Коул кивнул на вторую машину, стоявшую на подъездной дорожке. Грейс уставилась на нее; похоже, мои подозрения, что она отлучилась из дома без разрешения, были не беспочвенны.
— Они же сказали, что приедут поздно. Они ни разу еще с этой выставки раньше полуночи не приезжали.
— Я иду с тобой, — заявил я, хотя, откровенно говоря, предпочел бы повеситься.
Коул смотрел на меня с таким видом, как будто мои мысли были для него открытой книгой.
Она покачала головой.
— Нет. Нечего тебе там делать. Не хочу, чтобы они на тебя орали.
— Грейс, — начал я.
— Нет, — отрезала она. — Я не передумаю. Я справлюсь сама. Так надо.
В этих словах была вся моя жизнь. Я торопливо поцеловал Грейс на прощание и пожелал ей удачи, она ушла, а я открыл дверцу машины, чтобы прикрыть готового к превращению Коула от любопытных соседских глаз.
Коул скорчился на асфальте, его колотило.
— Почему она под домашним арестом? — спросил он, глядя на меня снизу вверх.
Я посмотрел на него, потом перевел взгляд обратно на дом, убедившись, что за нами никто не наблюдает.

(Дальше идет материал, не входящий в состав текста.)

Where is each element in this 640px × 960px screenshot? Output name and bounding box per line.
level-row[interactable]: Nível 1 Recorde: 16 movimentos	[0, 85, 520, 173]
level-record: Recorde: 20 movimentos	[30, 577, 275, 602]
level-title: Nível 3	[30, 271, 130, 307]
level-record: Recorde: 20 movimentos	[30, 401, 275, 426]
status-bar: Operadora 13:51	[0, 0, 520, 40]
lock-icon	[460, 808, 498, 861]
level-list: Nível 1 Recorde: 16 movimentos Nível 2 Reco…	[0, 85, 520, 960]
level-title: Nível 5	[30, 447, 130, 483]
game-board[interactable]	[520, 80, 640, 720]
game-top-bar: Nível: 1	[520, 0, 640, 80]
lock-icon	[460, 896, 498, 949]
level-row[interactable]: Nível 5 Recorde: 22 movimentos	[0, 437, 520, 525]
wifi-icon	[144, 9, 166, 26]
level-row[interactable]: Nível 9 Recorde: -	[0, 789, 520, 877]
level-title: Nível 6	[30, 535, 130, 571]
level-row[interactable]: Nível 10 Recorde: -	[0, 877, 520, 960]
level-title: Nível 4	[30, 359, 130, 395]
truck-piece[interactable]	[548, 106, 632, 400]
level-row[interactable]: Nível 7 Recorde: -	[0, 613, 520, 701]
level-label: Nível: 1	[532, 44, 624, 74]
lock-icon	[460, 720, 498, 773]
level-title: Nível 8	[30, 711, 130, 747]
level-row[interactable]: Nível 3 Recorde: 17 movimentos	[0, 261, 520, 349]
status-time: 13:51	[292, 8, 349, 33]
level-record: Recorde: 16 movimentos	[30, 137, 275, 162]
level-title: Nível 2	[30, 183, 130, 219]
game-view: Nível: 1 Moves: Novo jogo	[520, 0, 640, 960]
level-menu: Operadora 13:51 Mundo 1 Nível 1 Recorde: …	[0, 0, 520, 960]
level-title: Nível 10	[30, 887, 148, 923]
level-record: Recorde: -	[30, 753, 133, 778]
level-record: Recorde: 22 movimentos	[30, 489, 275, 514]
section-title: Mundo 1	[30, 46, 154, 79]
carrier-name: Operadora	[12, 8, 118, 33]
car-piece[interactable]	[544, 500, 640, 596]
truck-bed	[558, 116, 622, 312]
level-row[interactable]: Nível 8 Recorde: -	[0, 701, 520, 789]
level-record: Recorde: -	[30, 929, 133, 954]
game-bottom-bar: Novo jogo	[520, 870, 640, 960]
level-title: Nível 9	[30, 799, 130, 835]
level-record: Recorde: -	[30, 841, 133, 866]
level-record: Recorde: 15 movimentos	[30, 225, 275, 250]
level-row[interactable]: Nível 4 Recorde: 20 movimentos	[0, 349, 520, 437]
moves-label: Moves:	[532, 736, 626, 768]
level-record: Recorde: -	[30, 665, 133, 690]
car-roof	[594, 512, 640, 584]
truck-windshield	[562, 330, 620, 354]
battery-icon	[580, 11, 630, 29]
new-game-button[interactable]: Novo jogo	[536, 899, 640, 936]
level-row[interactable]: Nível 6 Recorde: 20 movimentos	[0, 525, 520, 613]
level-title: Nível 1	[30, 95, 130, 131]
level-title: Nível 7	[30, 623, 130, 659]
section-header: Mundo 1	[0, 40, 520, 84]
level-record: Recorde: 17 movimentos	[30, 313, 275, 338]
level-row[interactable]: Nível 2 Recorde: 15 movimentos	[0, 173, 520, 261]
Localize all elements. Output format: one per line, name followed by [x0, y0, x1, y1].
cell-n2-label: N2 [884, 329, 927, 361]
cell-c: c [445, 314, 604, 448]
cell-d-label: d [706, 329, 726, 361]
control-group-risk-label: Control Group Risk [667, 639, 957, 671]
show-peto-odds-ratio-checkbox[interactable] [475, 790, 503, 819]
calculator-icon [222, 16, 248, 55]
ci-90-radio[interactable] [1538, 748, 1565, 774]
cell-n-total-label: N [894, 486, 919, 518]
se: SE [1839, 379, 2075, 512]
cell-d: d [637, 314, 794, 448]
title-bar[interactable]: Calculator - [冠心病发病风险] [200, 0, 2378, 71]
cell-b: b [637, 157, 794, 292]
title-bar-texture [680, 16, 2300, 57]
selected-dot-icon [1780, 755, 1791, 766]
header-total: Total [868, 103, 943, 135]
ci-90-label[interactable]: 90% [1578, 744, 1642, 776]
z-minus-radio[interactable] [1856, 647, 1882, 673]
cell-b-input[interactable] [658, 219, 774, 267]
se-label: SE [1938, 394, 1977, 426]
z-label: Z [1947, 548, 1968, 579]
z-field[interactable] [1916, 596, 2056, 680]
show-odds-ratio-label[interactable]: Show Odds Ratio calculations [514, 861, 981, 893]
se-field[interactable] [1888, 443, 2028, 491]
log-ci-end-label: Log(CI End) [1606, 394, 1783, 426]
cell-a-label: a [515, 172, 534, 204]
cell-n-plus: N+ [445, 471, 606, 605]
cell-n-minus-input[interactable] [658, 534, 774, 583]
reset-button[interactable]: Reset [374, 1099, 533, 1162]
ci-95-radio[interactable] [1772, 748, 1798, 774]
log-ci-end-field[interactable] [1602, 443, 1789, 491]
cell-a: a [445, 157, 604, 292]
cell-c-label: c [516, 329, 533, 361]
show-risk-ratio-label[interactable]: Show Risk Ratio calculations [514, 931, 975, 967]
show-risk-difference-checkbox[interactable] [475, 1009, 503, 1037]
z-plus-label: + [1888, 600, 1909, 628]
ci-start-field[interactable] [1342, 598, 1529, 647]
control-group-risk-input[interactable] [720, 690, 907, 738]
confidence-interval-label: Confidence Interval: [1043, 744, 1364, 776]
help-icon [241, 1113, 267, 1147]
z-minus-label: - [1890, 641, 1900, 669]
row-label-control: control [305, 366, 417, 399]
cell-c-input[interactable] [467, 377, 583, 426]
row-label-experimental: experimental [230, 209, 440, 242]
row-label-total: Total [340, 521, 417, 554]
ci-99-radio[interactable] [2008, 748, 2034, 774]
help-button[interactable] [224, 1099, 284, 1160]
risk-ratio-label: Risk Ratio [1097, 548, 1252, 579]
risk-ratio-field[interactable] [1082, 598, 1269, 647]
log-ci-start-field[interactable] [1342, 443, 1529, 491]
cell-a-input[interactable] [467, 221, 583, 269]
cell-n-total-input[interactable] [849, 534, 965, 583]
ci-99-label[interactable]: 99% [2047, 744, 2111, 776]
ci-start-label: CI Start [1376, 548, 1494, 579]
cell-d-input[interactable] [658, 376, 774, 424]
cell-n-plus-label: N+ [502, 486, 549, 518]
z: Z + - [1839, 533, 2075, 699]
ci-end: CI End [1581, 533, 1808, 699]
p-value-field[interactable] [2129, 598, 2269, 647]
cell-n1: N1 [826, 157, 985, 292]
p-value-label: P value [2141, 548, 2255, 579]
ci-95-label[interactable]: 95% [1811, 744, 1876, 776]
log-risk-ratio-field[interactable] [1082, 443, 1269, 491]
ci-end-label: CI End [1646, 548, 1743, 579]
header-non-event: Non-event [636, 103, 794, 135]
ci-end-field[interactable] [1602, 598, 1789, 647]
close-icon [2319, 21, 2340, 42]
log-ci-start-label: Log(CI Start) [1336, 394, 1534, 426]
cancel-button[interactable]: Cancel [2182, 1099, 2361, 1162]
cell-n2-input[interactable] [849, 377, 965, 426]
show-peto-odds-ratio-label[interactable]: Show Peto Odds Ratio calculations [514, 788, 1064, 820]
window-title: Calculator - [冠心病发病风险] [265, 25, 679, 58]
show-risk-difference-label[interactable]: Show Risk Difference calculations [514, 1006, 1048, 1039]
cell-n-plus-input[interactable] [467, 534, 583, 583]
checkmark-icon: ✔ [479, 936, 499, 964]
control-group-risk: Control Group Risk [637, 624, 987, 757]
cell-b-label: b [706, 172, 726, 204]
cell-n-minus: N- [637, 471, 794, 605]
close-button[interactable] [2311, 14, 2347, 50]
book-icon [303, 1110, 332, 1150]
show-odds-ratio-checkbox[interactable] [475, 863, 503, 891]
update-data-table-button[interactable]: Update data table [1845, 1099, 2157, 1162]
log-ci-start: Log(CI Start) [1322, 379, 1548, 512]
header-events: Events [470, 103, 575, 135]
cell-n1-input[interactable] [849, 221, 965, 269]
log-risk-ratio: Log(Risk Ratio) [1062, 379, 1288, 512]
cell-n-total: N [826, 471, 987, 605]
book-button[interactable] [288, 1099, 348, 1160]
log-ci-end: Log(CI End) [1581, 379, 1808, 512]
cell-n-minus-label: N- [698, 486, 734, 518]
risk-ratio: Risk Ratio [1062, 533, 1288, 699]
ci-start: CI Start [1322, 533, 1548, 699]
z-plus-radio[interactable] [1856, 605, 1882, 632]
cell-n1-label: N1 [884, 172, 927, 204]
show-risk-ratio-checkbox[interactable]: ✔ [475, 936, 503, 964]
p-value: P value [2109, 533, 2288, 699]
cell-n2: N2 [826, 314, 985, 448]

— Потому что ее вечно отсутствующие родители решили, что ненавидят меня. Видимо, за то, что я спал в ее постели.
Коул выразительно вскинул брови, но ничего не сказал. Он о чем-то думал. Плечи у него ходили ходуном.
— А правда, что они забыли ее в запертой машине на жаре?
— Правда. В этом вообще все их отношения.
— Мило, — заметил Коул. — Почему так долго? — спросил он через миг. — Может, я ошибся?
От него уже пахло волком. Я покачал головой.
— Это потому, что ты одновременно разговариваешь со мной. Перестань сопротивляться превращению.
Теперь он сгруппировался, как бегун, опершись пальцами об асфальт и согнув одно колено, как будто готов был сорваться с места.
— Вчера ночью… я не думал…
Я остановил его. И сказал то, что следовало сказать давным-давно:
— Когда Бек привез меня, я был никем, Коул. Я был совершенно не в себе, практически недееспособен. Я почти не ел и начинал визжать, стоило мне услышать шум текущей воды. Ничего этого я не помню. У меня гигантские провалы в памяти. Я до сих пор не вполне адекватен, но не до такой степени, как раньше. Кто я такой, чтобы ставить под сомнение выбор Бека? Никто.